En una fiesta electrónica se implementó un llamativo elemento, que algunos denominaron en redes como “cabina para tramposos”, que se viralizó rápidamente en plataformas como TikTok o X porque permite la posibilidad de camuflar el sonido ambiente para no ser descubierto.
Se trata de una cabina telefónica en la que los participantes pueden comunicarse con quienes quisieran, pero con una botonera bastante particular que le permitía “zafar” de la incómoda situación.
Al ingresar a este sector de la fiesta, la persona podía elegir entre 6 opciones para que sea lo que escuche de fondo el receptor de la llamada al momento de comunicarse entre ambos.
Además, cuenta con una perilla para regular el volumen de estos sonidos propuestos por el responsable de la llamada. Las opciones son “en el cine”, “en el campo”, “con mucho tránsito”, “en la oficina”, “en la iglesia” o “en silencio”.
La repercusión en las redes socialesUn grupo de internautas cuestionó esta medida porque “romantiza la infidelidad, los dolores y los quilombos que crean” y de “la clase de relaciones que se tienen” ya que “no pueden vivir mintiéndole ni ocultando cosas a sus parejas”.
Otro de los usuarios argumentó que este invento no funcionaría por mucho tiempo debido a que si tienen alguna sospecha de una infidelidad “le pedirían hacer una videollamada”.

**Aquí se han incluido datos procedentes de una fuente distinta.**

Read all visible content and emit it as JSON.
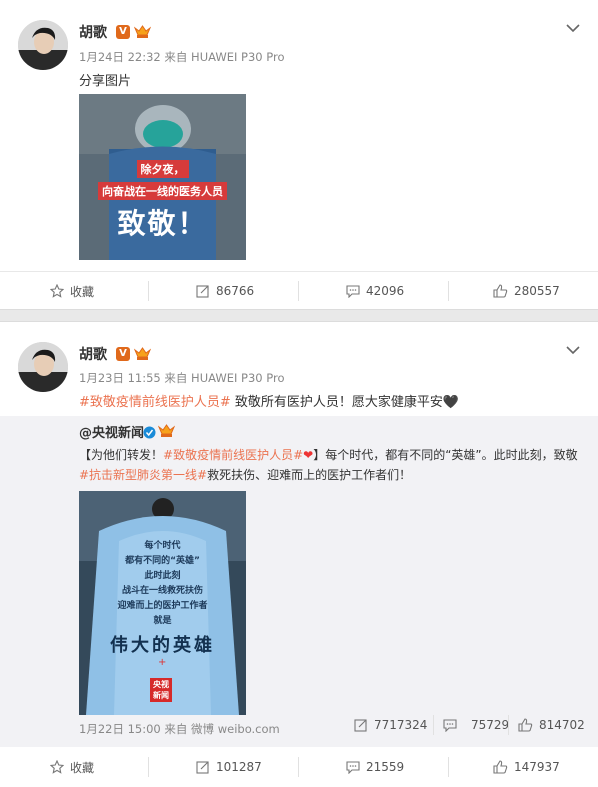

“Lo necesitamos urgente para la Bresh para los diablos y las diablas”, sostuvo otro de los internautas que participó en los cientos de comentarios que tuvo el video con más de 985 mil reproducciones.
Algunos de los comentarios que acompañaron al video fueron “esa iglesia suena a infierno”, “así se gorrea con la tecnología”, “para qué se ponen en pareja si piensan en hacer esas cosas” o que esto “ya se había hecho en los años 2000 en una publicidad de una marca de cerveza” a la que llamaron teletransporter.